Ese "poco más" se queda muy corto. Esclavos somos todos -los prácticos y los soñadores- del hambre, de la sed y del revolcón con "fembra placentera", en expresión del Arcipreste de Hita. Y si usted recurre a ejercicios -este u oeste- contra la lujuria (por ejemplo) se convertirá en esclavo de los tales mejunjes mentales, con el aditamento ocasional de que el remedio acaso resulte peor que la enfermedad. En fin, a todos nos gustaría saber a qué esclavitudes estamos sujetos; pero ellas son tantas y tan intrincado su cruzamiento, que ni Freud ni vainas. Oprimidos por garras inciertas.

Keynes fue grande en varias cosas, no sólo en economía. Seguro que sus ideas han influido en la circunstancia del mundo actual, como las circunstancias de su mundo influyeron en él. De ahí que nos resulte simpático su seguidor Galbraith, hombre refinado y orgulloso sin altivez, escéptico de buena cepa, capaz de hacer burla de su profesión y poner de vuelta y media a economistas cuyos nombres figuran en los manuales de historia de las ideas económicas. De los que obstaculizaron las ideas de Keynes, Galbraith hizo mofa amablemente despectiva. Luego dijo: "Los grandes economistas de aquella época leyeron y estudiaron a Keynes y decidieron unánimemente que estaba equivocado".

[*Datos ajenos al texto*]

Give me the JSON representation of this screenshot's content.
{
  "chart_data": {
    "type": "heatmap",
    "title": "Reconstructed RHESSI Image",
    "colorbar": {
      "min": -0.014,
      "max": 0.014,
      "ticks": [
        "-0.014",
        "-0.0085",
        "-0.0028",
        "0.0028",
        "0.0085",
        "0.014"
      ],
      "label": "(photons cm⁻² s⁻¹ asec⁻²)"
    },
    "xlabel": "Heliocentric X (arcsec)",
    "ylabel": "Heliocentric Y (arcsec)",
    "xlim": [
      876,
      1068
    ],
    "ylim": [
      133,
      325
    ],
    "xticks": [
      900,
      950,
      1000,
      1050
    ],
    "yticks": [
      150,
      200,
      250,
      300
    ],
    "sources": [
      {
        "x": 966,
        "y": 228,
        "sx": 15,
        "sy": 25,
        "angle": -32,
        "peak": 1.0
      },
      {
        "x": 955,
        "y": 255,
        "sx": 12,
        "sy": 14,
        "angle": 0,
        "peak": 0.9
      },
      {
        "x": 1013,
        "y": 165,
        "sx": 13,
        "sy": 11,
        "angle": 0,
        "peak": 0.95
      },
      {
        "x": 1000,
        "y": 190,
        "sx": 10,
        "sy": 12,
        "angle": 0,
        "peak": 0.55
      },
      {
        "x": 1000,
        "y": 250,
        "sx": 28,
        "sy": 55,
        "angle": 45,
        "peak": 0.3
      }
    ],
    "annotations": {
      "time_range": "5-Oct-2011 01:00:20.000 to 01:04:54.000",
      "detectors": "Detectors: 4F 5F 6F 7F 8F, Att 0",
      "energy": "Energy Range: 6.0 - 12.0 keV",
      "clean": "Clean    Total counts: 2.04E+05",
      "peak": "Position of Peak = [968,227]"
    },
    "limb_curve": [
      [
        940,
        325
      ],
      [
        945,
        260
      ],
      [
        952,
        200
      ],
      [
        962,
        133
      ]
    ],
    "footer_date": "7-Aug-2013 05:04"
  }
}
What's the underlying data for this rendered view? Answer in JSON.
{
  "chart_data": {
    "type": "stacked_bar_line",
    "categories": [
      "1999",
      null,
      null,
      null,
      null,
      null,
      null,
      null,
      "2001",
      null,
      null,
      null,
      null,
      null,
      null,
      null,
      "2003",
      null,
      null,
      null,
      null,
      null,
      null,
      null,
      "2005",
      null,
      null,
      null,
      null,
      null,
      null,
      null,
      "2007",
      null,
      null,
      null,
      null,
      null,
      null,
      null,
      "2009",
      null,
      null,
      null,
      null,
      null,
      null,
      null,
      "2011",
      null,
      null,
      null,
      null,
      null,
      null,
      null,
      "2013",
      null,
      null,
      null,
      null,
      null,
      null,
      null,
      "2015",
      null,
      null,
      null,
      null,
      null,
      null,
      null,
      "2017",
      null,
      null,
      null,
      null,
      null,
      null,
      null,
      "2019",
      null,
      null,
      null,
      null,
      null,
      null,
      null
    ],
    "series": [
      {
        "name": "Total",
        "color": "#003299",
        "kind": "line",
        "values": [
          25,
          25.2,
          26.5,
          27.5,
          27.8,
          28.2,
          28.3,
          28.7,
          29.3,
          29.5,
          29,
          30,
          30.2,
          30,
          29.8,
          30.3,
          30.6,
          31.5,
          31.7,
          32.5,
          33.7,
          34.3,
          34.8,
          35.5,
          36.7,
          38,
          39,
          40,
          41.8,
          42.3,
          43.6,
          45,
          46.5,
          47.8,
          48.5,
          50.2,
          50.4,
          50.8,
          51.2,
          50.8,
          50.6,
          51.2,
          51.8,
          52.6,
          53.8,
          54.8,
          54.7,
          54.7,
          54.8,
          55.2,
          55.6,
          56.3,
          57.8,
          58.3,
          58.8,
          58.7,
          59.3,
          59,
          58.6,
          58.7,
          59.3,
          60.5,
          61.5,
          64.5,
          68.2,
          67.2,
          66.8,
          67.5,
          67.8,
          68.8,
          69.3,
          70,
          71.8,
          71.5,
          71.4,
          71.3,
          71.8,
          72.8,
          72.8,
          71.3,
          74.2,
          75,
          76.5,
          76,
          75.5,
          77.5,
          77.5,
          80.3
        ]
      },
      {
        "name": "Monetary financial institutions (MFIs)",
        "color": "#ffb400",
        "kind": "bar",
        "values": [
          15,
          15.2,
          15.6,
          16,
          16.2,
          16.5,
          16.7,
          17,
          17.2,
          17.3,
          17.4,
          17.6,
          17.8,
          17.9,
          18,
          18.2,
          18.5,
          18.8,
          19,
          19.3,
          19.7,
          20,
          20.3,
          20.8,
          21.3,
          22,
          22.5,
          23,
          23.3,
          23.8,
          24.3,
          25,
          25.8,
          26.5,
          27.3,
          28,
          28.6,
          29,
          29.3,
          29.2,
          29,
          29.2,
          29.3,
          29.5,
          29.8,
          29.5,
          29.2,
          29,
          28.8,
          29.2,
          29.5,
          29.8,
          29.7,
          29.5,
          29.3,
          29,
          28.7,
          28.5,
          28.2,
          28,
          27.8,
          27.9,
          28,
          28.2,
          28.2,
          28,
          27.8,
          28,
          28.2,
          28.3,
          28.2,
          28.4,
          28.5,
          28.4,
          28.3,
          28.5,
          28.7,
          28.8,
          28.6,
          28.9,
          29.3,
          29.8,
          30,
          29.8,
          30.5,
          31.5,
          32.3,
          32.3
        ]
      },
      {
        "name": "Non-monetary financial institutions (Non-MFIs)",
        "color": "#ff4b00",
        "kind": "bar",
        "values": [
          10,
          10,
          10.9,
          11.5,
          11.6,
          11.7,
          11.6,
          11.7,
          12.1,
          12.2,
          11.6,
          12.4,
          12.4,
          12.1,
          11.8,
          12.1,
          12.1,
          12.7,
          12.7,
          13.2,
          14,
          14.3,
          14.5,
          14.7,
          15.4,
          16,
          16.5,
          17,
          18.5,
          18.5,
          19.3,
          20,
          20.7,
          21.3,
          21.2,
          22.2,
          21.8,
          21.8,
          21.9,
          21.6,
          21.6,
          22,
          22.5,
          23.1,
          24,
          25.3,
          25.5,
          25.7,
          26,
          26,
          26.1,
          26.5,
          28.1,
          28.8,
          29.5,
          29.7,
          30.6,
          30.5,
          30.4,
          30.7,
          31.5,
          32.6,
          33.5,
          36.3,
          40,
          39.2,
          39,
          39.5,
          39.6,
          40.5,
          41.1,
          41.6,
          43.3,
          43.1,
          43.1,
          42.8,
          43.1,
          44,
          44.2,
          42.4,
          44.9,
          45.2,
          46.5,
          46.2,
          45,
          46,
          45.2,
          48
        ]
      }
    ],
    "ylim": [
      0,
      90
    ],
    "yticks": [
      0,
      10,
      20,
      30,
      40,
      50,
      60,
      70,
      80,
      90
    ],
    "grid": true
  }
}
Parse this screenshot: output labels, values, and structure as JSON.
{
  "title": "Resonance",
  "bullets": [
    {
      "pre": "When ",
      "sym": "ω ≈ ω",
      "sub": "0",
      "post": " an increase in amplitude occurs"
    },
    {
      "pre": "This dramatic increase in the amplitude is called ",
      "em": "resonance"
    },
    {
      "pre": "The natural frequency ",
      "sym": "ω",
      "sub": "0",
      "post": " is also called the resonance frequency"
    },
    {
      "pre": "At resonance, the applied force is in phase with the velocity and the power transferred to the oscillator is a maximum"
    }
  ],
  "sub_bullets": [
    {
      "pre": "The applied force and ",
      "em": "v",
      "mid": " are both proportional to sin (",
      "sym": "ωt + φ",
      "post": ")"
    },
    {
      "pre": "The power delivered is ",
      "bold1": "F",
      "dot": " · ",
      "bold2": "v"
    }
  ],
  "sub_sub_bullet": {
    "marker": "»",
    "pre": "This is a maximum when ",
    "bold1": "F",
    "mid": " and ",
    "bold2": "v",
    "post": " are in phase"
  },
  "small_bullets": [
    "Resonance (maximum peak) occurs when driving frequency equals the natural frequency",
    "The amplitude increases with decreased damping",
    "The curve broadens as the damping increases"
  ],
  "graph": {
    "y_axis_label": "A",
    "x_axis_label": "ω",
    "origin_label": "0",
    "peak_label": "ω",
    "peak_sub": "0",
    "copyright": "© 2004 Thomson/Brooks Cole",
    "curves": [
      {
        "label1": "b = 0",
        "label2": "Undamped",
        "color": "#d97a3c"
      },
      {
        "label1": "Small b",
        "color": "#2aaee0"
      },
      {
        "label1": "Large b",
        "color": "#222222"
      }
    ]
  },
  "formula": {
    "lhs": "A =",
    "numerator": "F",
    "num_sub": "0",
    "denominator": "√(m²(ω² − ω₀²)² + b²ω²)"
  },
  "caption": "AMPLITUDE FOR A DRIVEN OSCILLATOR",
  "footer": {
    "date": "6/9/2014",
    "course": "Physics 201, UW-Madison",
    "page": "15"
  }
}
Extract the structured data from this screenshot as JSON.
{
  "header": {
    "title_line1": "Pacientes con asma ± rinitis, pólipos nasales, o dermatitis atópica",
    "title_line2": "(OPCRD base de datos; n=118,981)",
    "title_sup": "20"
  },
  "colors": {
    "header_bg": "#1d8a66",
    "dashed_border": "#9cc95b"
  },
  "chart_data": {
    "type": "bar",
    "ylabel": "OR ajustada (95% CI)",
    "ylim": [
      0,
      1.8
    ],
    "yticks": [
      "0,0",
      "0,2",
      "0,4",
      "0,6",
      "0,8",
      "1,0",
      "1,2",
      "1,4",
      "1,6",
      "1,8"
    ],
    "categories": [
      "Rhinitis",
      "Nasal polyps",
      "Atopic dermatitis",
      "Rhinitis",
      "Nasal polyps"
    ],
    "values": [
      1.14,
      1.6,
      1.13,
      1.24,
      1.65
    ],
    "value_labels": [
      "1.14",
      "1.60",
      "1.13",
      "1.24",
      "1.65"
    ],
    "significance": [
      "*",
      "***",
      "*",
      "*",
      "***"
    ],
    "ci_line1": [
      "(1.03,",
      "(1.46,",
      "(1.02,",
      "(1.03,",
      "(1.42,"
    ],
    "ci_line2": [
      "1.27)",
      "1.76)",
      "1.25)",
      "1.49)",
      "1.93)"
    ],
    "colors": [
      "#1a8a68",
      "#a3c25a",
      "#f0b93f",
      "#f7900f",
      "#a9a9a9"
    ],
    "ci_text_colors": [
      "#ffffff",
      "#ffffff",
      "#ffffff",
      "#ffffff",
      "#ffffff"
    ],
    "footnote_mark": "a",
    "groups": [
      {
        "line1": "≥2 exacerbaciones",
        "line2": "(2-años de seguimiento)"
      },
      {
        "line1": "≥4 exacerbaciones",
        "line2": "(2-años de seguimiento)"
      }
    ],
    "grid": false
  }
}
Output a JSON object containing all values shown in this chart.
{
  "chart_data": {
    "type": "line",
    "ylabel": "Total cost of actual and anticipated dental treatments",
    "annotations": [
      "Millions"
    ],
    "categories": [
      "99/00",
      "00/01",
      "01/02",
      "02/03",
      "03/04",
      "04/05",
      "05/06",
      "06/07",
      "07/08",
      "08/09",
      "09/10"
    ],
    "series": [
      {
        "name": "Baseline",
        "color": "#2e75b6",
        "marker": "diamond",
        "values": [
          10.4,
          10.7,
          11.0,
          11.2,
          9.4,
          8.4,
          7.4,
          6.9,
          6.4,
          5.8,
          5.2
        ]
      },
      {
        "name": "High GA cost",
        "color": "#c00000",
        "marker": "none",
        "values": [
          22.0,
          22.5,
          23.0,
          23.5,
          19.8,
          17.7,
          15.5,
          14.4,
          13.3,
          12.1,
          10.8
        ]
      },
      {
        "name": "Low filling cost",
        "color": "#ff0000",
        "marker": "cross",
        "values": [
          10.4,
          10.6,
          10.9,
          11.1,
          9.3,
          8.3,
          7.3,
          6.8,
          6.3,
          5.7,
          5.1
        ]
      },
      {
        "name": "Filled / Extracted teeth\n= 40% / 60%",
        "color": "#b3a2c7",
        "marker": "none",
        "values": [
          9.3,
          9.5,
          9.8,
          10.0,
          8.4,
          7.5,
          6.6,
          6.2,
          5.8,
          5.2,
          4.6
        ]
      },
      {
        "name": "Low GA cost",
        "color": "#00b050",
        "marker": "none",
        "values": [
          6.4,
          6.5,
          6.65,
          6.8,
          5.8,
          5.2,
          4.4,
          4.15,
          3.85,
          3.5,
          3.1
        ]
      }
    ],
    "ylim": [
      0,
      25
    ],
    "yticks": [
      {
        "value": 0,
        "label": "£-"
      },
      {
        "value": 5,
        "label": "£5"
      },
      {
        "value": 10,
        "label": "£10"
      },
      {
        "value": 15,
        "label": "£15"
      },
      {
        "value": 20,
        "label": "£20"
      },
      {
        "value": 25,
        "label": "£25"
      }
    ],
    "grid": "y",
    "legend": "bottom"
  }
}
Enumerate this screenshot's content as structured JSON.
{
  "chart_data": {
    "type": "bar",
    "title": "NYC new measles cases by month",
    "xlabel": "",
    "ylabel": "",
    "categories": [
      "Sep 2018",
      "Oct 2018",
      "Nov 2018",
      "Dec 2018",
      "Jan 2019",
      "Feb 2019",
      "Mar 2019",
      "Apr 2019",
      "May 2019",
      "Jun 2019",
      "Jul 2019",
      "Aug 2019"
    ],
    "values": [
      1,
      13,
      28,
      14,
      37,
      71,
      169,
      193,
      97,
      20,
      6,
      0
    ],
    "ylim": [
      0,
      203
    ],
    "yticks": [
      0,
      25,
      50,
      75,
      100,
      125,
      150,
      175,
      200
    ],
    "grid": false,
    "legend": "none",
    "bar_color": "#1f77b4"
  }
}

Carlyle no dijo que la economía era una "ciencia lúgubre" por creerla errónea, sino en vista de las sombrías recetas que preconizaba, simplemente, para que la humanidad siguiera subsistiendo aunque fuera en condiciones más infames que las entonces prevalentes. Hoy podemos llamarla lúgubre porque no da una en el clavo. Me pregunta un amigo que dónde pone un pequeño capital que tiene ahorrado. Qué diablos sé yo, le digo. Lee prensa económica, consulta a los expertos. Tendré alguna idea, insiste, y no sé qué le hacía suponer tal cosa. Mi única idea, le contesté, es que leas lo que leas y consultes lo que consultes, en el caso remoto de que te salga bien habrá sido de chiripa.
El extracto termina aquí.